In Norse mythology, Vár (Old Norse, meaning either "pledge" or "beloved") is a goddess associated with oaths and agreements. Vár is attested in the Poetic Edda, compiled in the 13th century from earlier traditional sources; the Prose Edda, written in the 13th century by Snorri Sturluson; and kennings found in skaldic poetry and a runic inscription. Scholars have proposed theories about the implications of the goddess.

==Attestations==
In the Poetic Edda poem Þrymskviða, the blessing of Vár is invoked by the jötunn Þrymr after his "bride" (who is actually the god Thor disguised as the goddess Freyja) is hallowed with the stolen hammer of Thor, Mjöllnir, at their wedding:

| Benjamin Thorpe translation: Then said Thrym, the Thursars's lord: Bring the hammer in, the bride to consecrate; lay Miöllnir on the maiden's knee; unite us each with other by the hand of Vár. | Henry Adams Bellows translation: Then loud spake Thrym, the giants' leader: "Bring in the hammer to hallow the bride; On the maiden's knees let Mjollnir lie, That us both the hand of Var may bless." | |

In the chapter 35 of the Prose Edda book Gylfaginning, High tells Gangleri (described as king Gylfi in disguise) about the ásynjur. High lists Vár ninth among the sixteen ásynjur he presents in the chapter and provides some information about her:

Ninth Var: she listens to people's oaths and private agreements that women and men make between each other. Thus these contracts are called varar. She also punishes those who break them.

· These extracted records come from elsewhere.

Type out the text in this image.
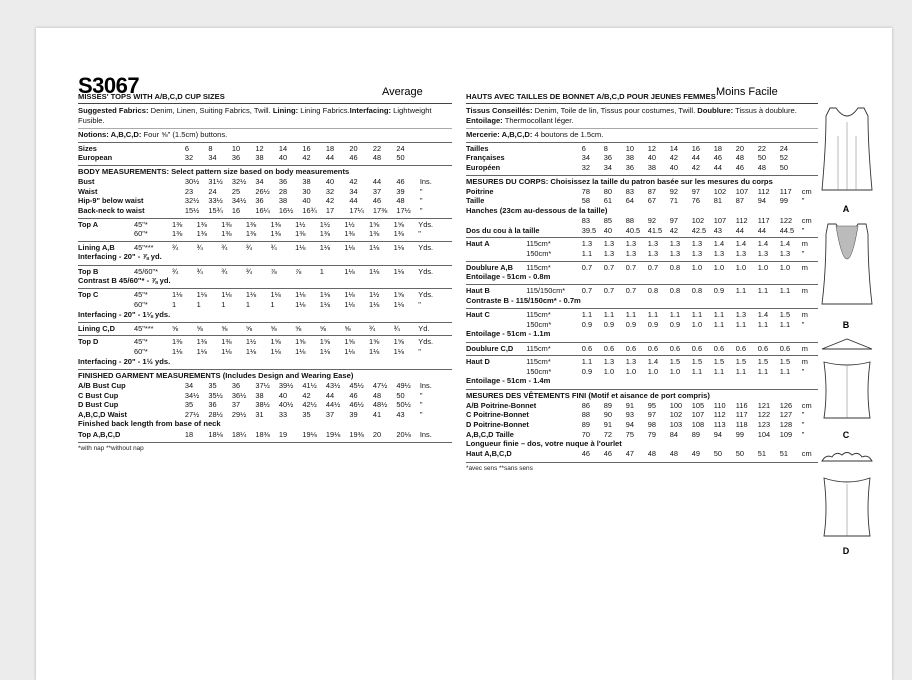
S3067	Average	Moins Facile
MISSES' TOPS WITH A/B,C,D CUP SIZES
Suggested Fabrics: Denim, Linen, Suiting Fabrics, Twill. Lining: Lining Fabrics.Interfacing: Lightweight Fusible.
Notions: A,B,C,D: Four ⅝" (1.5cm) buttons.
Sizes	6	8	10	12	14	16	18	20	22	24	
European	32	34	36	38	40	42	44	46	48	50	
BODY MEASUREMENTS: Select pattern size based on body measurements
Bust	30½	31½	32½	34	36	38	40	42	44	46	Ins.
Waist	23	24	25	26½	28	30	32	34	37	39	"
Hip-9" below waist	32½	33½	34½	36	38	40	42	44	46	48	"
Back-neck to waist	15½	15¾	16	16¼	16½	16¾	17	17¼	17⅜	17½	"
Top A	45"*	1⅜	1⅜	1⅜	1⅜	1⅜	1½	1½	1½	1⅝	1⅝	Yds.
	60"*	1⅜	1⅜	1⅜	1⅜	1⅜	1⅜	1⅜	1⅜	1⅜	1⅜	"
Lining A,B	45"***	¾	¾	¾	¾	¾	1⅛	1⅛	1⅛	1⅛	1⅛	Yds.
Interfacing - 20" - ⅞ yd.
Top B	45/60"*	¾	¾	¾	¾	⅞	⅞	1	1⅛	1⅛	1⅛	Yds.
Contrast B 45/60"* - ⅞ yd.
Top C	45"*	1⅛	1⅛	1⅛	1⅛	1⅛	1⅛	1⅛	1⅛	1½	1⅝	Yds.
	60"*	1	1	1	1	1	1⅛	1⅛	1⅛	1⅛	1⅛	"
Interfacing - 20" - 1⅛ yds.
Lining C,D	45"***	⅝	⅝	⅝	⅝	⅝	⅝	⅝	⅝	¾	¾	Yd.
Top D	45"*	1⅜	1⅜	1⅜	1½	1⅝	1⅝	1⅝	1⅝	1⅝	1⅝	Yds.
	60"*	1⅛	1⅛	1⅛	1⅛	1⅛	1⅛	1⅛	1⅛	1⅛	1⅛	"
Interfacing - 20" - 1½ yds.
FINISHED GARMENT MEASUREMENTS (Includes Design and Wearing Ease)
A/B Bust Cup	34	35	36	37½	39½	41½	43½	45½	47½	49½	Ins.
C Bust Cup	34½	35½	36½	38	40	42	44	46	48	50	"
D Bust Cup	35	36	37	38½	40½	42½	44½	46½	48½	50½	"
A,B,C,D Waist	27½	28½	29½	31	33	35	37	39	41	43	"
Finished back length from base of neck
Top A,B,C,D	18	18⅛	18¼	18⅜	19	19⅛	19⅛	19⅜	20	20⅛	Ins.
*with nap **without nap
HAUTS AVEC TAILLES DE BONNET A/B,C,D POUR JEUNES FEMMES
Tissus Conseillés: Denim, Toile de lin, Tissus pour costumes, Twill. Doublure: Tissus à doublure. Entoilage: Thermocollant léger.
Mercerie: A,B,C,D: 4 boutons de 1.5cm.
Tailles	6	8	10	12	14	16	18	20	22	24	
Françaises	34	36	38	40	42	44	46	48	50	52	
Européen	32	34	36	38	40	42	44	46	48	50	
MESURES DU CORPS: Choisissez la taille du patron basée sur les mesures du corps
Poitrine	78	80	83	87	92	97	102	107	112	117	cm
Taille	58	61	64	67	71	76	81	87	94	99	"
Hanches (23cm au-dessous de la taille)
	83	85	88	92	97	102	107	112	117	122	cm
Dos du cou à la taille	39.5	40	40.5	41.5	42	42.5	43	44	44	44.5	"
Haut A	115cm*	1.3	1.3	1.3	1.3	1.3	1.3	1.4	1.4	1.4	1.4	m
	150cm*	1.1	1.3	1.3	1.3	1.3	1.3	1.3	1.3	1.3	1.3	"
Doublure A,B	115cm*	0.7	0.7	0.7	0.7	0.8	1.0	1.0	1.0	1.0	1.0	m
Entoilage - 51cm - 0.8m
Haut B	115/150cm*	0.7	0.7	0.7	0.8	0.8	0.8	0.9	1.1	1.1	1.1	m
Contraste B - 115/150cm* - 0.7m
Haut C	115cm*	1.1	1.1	1.1	1.1	1.1	1.1	1.1	1.3	1.4	1.5	m
	150cm*	0.9	0.9	0.9	0.9	0.9	1.0	1.1	1.1	1.1	1.1	"
Entoilage - 51cm - 1.1m
Doublure C,D	115cm*	0.6	0.6	0.6	0.6	0.6	0.6	0.6	0.6	0.6	0.6	m
Haut D	115cm*	1.1	1.3	1.3	1.4	1.5	1.5	1.5	1.5	1.5	1.5	m
	150cm*	0.9	1.0	1.0	1.0	1.0	1.1	1.1	1.1	1.1	1.1	"
Entoilage - 51cm - 1.4m
MESURES DES VÊTEMENTS FINI (Motif et aisance de port compris)
A/B Poitrine-Bonnet	86	89	91	95	100	105	110	116	121	126	cm
C Poitrine-Bonnet	88	90	93	97	102	107	112	117	122	127	"
D Poitrine-Bonnet	89	91	94	98	103	108	113	118	123	128	"
A,B,C,D Taille	70	72	75	79	84	89	94	99	104	109	"
Longueur finie – dos, votre nuque à l'ourlet
Haut A,B,C,D	46	46	47	48	48	49	50	50	51	51	cm
*avec sens **sans sens
A
B
C
D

In addition, Vár appears twice more in the Poetic Edda. In chapter 75 of the Prose Edda book Skáldskaparmál Vár appears within a list of 27 ásynjur names. In chapter 87 the name Vár is employed in a kenning referring to the goddess Skaði ("bow-string-Vár") in the poem Haustlöng by the skald Þjóðólfr of Hvinir. A runic inscription inscribed on a stick from Bergen, Norway around the year 1300 records a common mercantile transaction followed by a verse from a displeased scribe that mentions Vár (edits applied per the translator's notes):

'Wise Var of wire ["woman of filigree," meaning "wise bejeweled woman"] makes (me) sit unhappy.
Eir [woman] of mackerels' ground [likely gold] takes often and much sleep from me.'

Mindy Macleod and Bernard Mees posit that the first line of the inscription essentially means "women make me miserable" or potentially "marriage makes me miserable," whereas the second line means "women often take a lot of sleep from me."

==Theories==
Regarding the ceremonial marital reference to Vár in Þrymskviða, Andy Orchard opines that "the antiquity of such a ritual is far from clear." Britt-Mari Näsström argues that, like many other minor goddesses, Vár was originally one of Freyja's names, "later apprehended as independent goddesses."

Rudolf Simek says that the goddesses Sága, Hlín, Sjöfn, Snotra, Vár, and Vör should be considered vaguely defined figures who "should be seen as female protective goddesses" that are all responsible for "specific areas of the private sphere, and yet clear differences were made between them so that they are in many ways similar to matrons."